Almost identical legislation was introduced last year, but vetoed by Gov. Arnold Schwarzenegger, who claimed the bill would put farmers in jeopardy of federal prosecution, since hemp is classified as a drug under the Controlled Substances Act. But this year the industry wants to make it clear to the governor that farmers would legally challenge the U.S. Drug Enforcement Administration's authority to interfere with the state's law before farmers would actually begin growing hemp.
Eidinger explained that if the legislation is passed, farmers—and perhaps even the state—will file a lawsuit to protect themselves from DEA prosecution. "The state could say [the DEA] has no authority here because the DEA only regulates marijuana," he said. "The logic is that [industrial hemp] is legal to import, eat and sell. It should be legal to grow."

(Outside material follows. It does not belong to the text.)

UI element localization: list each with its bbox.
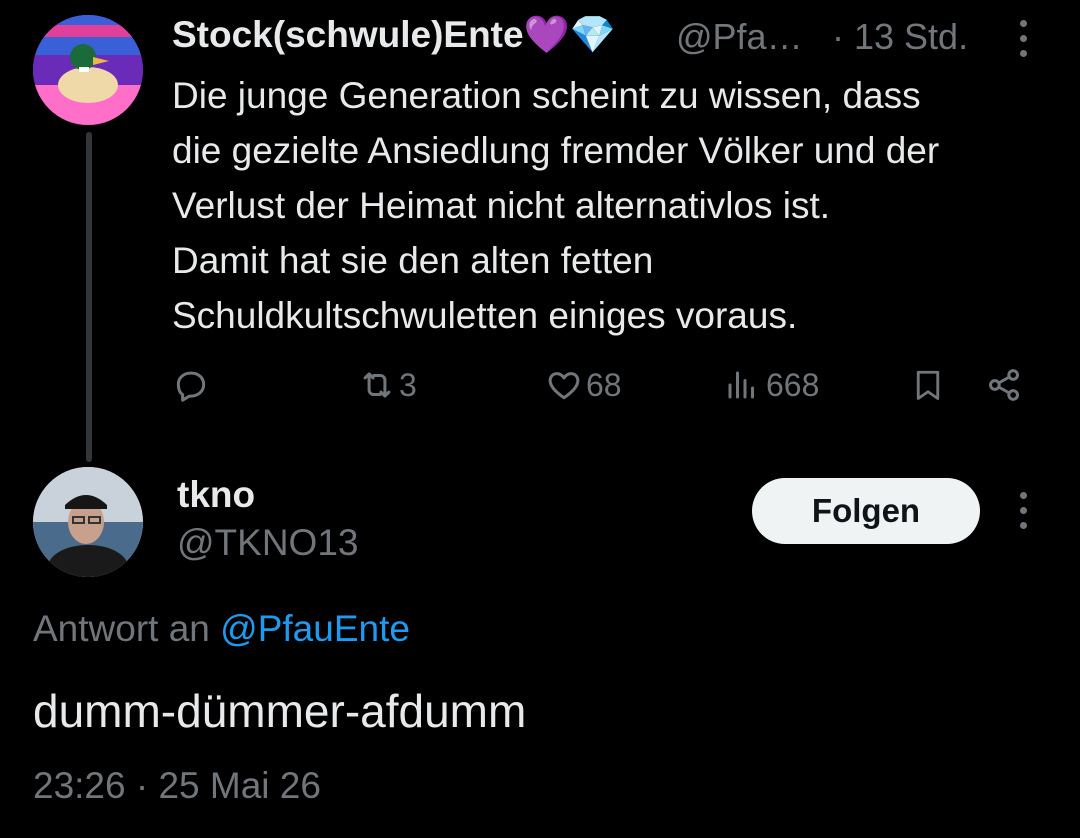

Though Eidinger said he wouldn't be surprised if farmers decided to test the law enforcement themselves by growing hemp before getting judicial approval, he said, "We would urge farmers not to grow hemp until we get approval from a federal judge saying that the DEA should not interfere."
"It could be a very quick legal decision," Eidinger said. "If it's signed [into law] this year, it's not at all unreasonable that next growing season, we could be growing it."
Only weeks before California's vote, North Dakota's legislature changed its law to remove DEA licensing as a requirement for state licenses for growing industrial hemp. Vote Hemp is supporting a lawsuit, expected to be filed in the next few weeks by North Dakota-licensed hemp farmers, seeking to prevent the DEA from enforcing federal marijuana laws against them.
If the North Dakota or California farmers' lawsuits are successful, each state could implement its own hemp farming laws without the DEA's interference.